I had a great evening in London hosted by the Gaia Foundation, which brought together a sizeable contingent of area commoners. Another event, hosted by the Institute for Global Prosperity at University College London, dove into some conversations about art and commoning with the help of the Furtherfield Collective.

Returning to the US, HowlRound Theatre Commons at Emerson College in Boston hosted my presentation and an evening’s dialogue about the role of the commons in the work of artists and cultural workers. By happenstance, I also met up with an Italian student who is an expert on water commons – which gave me a quick tutorial on some latest developments in European and US water commons.

My visit to Boston also brought me into conversation with members of the Leland Street Co-operative Garden in Jamaica Plain (“Tended by All, Harvested by All”), for a potluck dinner in the waning light of a chilly autumn evening. That was an inspiring visit!  People in the neighborhood had personally reclaimed a space that had been used for years as an illegal dumping ground. With some loving care and hard work, the neighborhood turned it into a lovely oasis in the noisy city.

I participated in other memorable events, including the spirited “Race, Grace, and the Renewal of the Commons” literary festival in Virginia; an activists’ luncheon at Ralph Nader’s headquarters hosted by several progressive advocacy groups; conversations with students at Middlebury College and Hampshire College; and an evening with the good folks of Vermont Family Forests in Bristol, Vermont.
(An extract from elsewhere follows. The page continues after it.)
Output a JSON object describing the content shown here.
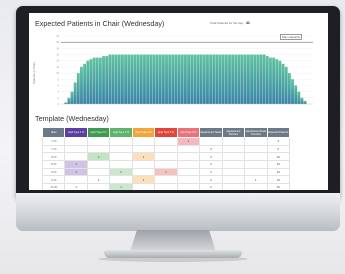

I wish to thank the many generous hosts of my talks over the course of my book tour. I also want to salute a number of publications and media outlets that gave some wonderful exposure to Free, Fair and Alive. Shareable magazine named the book as the first of “eleven books we’re reading this fall.” It also did a later Q&A with me about the commons.

The group blog Boing Boing published a nice essay by Silke and me, “Learning to See the Commons,” which served as a nice bookend to another Boing Boing piece about Garrett Hardin and the rise of ecofascism.

Francesca Rheannon, the velvet-voiced radio show host, interviewed me on “Writer’s Voice,” And the new “Commonscast” podcast featured an interview with Silke and me.

As if all this were not enough, you can learn more about the book itself on its website, where we will soon be posting a new, complete chapter every few weeks. This is possible only because Free, Fair and Alive is licensed under a Creative Commons Attribution-ShareAlike license. A big thanks to New Society Publishers for having the calm confidence in moving forward with a CC license for a commercial book.

A German version of the book was published by transcript Verlag in April, and is expected to go into a second printing in January 2020. A Spanish translation is underway with the help of Guerrilla Media Collective, which also gave us a big boost in outreach and marketing. We have also entered into long planning conversations for possible editions in several other languages.

Long planning sessions are needed because, while there are no foreign rights to buy (because of the CC license), a simple translation is not enough. There are too many novel terms in our book that will require native commoners to come up with creative equivalents. Any translation will also require the insertion of country-specific examples and cultural references so that the text will really resonate with readers. In a sense, each edition in another language will be an adaptation as well as a translation: a “transladaptation.”

It was a long time on the road, but it was a fantastic set of conversations! My hope now is that the book will take on a life of its own.